Are you renting the space by the night?  Or are you giving a percentage of box office?  Or a fixed dollar amount per seat?  (And is that per seat in terms of venue capacity, or per seat sold?)
Are they supplying support staff? (box office, ushers, janitorial, security, sound and light personnel, tech crew) Or are you? 
If you are going to be supplying people to work their sound and lights, is there an indoctrination/training program established whereby the venue specifies how they want things done with their equipment and "qualifies" your personnel for the job?
Who within your group will have access to the building?  And what measures will be taken to limit unauthorized access?
Is there an escape clause in the contract if either party becomes dissatisfied with the arrangement?  What time frame for vacating the premises if you decide to leave?  What extent of notification time if they want to end the relationship?  
Do they have any say in the subject matter of your productions?
Will they assist in marketing?  Or will it be left to you?  Or will it be a joint effort?  If a joint effort - who does the coordinating?
Which leads to the very simple matter of designating precisely who has the authority to deal with whom.  Who speaks for the theatre group?  Who speaks for the venue?  Does anyone on either side have any veto power?  Who handles disputes?  (Sometimes the smallest issues can get blown out of all proportion due to lack of sufficient communication, so this is a very important issue.)

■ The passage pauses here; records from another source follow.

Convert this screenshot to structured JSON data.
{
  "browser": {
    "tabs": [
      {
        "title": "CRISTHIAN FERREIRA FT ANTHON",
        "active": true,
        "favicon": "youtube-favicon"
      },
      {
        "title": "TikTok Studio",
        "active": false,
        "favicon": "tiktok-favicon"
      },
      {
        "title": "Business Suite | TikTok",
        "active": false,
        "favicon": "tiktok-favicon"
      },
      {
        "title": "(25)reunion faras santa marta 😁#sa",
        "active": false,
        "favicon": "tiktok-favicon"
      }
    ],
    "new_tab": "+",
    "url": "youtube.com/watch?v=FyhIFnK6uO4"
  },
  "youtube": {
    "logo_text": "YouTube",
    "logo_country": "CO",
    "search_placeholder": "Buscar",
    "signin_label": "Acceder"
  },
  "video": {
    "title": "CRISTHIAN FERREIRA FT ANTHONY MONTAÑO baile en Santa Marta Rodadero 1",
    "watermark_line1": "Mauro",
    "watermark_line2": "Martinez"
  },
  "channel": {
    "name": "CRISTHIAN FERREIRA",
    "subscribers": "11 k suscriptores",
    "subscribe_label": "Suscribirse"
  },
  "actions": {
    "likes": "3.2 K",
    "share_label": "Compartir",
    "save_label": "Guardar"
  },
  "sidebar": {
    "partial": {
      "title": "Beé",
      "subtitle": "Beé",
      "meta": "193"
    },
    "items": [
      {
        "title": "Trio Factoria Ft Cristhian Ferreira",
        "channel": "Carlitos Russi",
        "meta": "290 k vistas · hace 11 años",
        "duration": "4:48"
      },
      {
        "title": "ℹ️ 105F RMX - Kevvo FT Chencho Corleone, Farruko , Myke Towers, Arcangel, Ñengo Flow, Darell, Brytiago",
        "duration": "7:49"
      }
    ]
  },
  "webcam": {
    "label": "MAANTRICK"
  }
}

These things can work out very well and you can enjoy a long-lasting relationship with each other - as long as there is a measure of good faith on both sides, and the ability to empathize and communicate with each other.
Break a leg!!!

Posted By: vickifrank
Date Posted: 7/22/12 at 12:36pm
I used to own rental property.  My lawyer at the time advised me against leases.  He said they were designed to protect tenants not property owners.  We went with something simpler that this same lawyer used with his tenants--a set of house rules.  It had about 12 obvious rules, the last two of which were bullet points that said that if the landlord wanted to terminate the agreement they would give two months notice.  If the tenant wanted to terminate the agreement they give one month notice.  The remainder of the rules were obvious statements about no illegal activity, no disturbing the other tenants.
This approach may work for you, because you do want something in writting...after all what happens if they say 'get out' the night your show is to open?  Many of the points of edh915 should be covered in the bullets of the 'house rules'.  I would add some reasonable requirements for the brewery arts center about promotions of your season....maybe a link from their website to yours and a poster at the entry to the building promoting your season, for which you trade a standing thank-you in the programs.
Of course you should consider consulting a lawyer for advice, and when you do ask him/her whether a lease or the simpler house rules may apply.